Aku marah. Bahkan mungkin sangat marah. Aku ga bilang apa-apa, tapi Jenni bisa melihat aku menggenggam setir dengan kencang.

"Errik, Ana merasa masih punya tanggung jawab padanya. Dia percaya Hadi bukanlah orang yang merencanakan penyeranganmu. Kalau dia percaya sebaliknya, dia ga akan mendekatinya sama sekali."

"Aku ga paham kenapa dia berpendapat begitu. Ada banyak bukti. Apa dia buta?"

Kami lalu saling diam saat mobil sudah sampai di tempat parkir dan kami keluar untuk naik ke kamar apartment, mengambil minuman saat kami sampai dan duduk di sofa.

Jenni lalu membuka suara.

"Errik, apa betul kamu marah ke Ana karena kesalahan Hadi? Atau mungkin karena cemburu? Apa menurutmu kamu mungkin masih cinta padanya?"

"Tidak mungkin!" Aku menjawab dengan berapi-api.

"Menurutmu dia wanita yang menarik?"

"Ya, dia wanita cantik."

"Dan sesuai dengan tipemu!"

"Aku ga tahu apa 'tipeku' itu.
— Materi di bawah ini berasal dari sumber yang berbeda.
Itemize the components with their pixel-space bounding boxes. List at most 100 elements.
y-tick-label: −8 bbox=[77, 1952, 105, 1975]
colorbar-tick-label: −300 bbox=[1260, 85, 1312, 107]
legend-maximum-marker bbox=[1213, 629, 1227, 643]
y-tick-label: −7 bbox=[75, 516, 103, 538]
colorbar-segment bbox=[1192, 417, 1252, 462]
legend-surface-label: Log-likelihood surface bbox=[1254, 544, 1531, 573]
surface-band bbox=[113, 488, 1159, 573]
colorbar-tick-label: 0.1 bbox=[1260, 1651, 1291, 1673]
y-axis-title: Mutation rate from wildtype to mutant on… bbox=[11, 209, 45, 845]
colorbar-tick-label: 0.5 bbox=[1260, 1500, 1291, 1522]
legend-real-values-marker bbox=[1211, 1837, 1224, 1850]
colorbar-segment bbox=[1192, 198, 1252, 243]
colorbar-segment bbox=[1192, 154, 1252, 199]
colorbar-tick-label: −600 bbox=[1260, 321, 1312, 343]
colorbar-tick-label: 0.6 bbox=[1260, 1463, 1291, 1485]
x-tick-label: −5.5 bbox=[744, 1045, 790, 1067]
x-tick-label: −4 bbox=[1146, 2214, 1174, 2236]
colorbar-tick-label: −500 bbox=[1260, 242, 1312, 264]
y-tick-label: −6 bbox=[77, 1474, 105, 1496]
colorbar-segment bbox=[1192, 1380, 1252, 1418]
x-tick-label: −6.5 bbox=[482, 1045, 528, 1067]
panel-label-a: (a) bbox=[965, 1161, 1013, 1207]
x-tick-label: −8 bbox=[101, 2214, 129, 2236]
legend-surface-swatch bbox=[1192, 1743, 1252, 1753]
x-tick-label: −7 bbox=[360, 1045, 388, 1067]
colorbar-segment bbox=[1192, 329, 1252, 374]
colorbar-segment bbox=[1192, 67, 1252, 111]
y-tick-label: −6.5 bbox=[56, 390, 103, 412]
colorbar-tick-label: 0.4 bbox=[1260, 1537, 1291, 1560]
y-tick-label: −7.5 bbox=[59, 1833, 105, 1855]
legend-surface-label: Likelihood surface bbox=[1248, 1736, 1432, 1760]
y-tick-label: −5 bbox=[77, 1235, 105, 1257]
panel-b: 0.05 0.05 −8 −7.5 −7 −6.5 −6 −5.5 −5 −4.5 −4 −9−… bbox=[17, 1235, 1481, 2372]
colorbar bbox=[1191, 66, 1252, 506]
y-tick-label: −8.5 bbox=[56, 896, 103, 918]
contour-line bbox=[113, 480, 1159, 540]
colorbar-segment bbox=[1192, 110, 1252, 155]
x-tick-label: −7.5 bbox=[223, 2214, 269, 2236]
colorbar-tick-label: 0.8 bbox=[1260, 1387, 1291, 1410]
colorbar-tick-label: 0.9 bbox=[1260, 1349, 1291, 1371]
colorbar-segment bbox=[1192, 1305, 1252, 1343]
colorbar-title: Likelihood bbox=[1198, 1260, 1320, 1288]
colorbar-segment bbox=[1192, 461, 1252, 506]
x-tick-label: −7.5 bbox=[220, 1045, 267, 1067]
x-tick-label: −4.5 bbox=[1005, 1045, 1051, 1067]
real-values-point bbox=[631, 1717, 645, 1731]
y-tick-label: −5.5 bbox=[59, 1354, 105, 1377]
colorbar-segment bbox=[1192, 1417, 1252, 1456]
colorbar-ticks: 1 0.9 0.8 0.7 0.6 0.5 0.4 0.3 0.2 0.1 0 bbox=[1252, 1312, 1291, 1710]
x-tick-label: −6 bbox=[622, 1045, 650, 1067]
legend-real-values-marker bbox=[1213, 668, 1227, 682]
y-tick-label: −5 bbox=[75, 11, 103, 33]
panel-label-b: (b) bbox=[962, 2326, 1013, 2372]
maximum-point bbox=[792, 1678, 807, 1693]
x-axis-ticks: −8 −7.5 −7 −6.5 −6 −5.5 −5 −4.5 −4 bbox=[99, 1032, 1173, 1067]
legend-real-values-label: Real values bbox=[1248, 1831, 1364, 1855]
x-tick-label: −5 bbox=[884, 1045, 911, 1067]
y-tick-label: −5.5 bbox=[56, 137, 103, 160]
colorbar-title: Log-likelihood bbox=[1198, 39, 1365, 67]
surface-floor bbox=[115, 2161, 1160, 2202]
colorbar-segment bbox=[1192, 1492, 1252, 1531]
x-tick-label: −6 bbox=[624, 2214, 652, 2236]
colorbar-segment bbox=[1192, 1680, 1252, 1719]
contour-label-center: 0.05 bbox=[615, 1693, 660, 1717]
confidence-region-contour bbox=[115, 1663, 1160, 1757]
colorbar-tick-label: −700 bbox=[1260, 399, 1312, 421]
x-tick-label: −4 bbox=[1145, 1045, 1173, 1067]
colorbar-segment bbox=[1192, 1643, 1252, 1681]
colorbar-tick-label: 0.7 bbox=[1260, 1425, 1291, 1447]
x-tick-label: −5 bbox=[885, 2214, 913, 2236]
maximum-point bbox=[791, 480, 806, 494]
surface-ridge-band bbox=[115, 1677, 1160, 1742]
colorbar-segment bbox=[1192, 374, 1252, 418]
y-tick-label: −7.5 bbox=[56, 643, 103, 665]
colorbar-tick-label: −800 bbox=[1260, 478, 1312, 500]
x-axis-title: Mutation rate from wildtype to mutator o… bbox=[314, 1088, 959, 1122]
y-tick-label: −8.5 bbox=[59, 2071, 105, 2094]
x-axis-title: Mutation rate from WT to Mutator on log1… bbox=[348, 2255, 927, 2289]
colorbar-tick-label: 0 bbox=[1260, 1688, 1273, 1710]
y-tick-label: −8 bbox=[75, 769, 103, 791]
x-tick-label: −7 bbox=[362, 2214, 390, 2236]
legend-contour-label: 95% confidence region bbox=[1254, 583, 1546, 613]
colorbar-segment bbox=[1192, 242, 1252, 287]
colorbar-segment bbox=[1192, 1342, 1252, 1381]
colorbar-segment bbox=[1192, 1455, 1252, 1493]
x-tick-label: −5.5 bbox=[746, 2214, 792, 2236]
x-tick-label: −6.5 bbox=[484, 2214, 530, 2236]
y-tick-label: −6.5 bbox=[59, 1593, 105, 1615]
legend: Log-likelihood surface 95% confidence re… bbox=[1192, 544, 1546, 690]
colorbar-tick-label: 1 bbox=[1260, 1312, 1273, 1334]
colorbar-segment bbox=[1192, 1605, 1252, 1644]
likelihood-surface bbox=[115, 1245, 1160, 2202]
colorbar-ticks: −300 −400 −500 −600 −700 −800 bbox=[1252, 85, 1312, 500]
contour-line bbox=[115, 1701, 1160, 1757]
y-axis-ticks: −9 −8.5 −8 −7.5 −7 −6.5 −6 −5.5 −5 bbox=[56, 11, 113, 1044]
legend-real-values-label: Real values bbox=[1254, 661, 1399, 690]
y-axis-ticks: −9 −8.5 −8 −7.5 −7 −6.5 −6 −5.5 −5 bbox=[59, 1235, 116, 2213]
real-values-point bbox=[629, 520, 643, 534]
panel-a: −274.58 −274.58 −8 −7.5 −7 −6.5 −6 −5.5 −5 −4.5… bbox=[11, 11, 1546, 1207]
Apa kita bisa ngobrol yang lain?"

Dan itu mengakhiri pembicaraan kami. Kami pergi ke kamar, making love, dan tidur.


Besoknya, Jumat sore, Aku dan Jeffry sepakat kami butuh istirahat dan ga akan mengurus pekerjaan selama weekend. Jenni bilang malam ini dia akan pulang ke apartment nya. Dia harus beberes dan dan cuci baju. Lalu ada janji dengan teman-temannya. Jadi aku memutuskan untuk pergi ke rumah.

Setelah makan, dan kali ini aku diizinkan mencuci, anak-anak menghilang ke kamar mereka dan Aku bersama Ana duduk berdua di ruang tamu.

"Sepertinya kamu ingin menyelesaikan urusan perluasan perusahaan lebih dulu sebelum bisa mengatur waktu untuk kita bicara?" tanya Ana.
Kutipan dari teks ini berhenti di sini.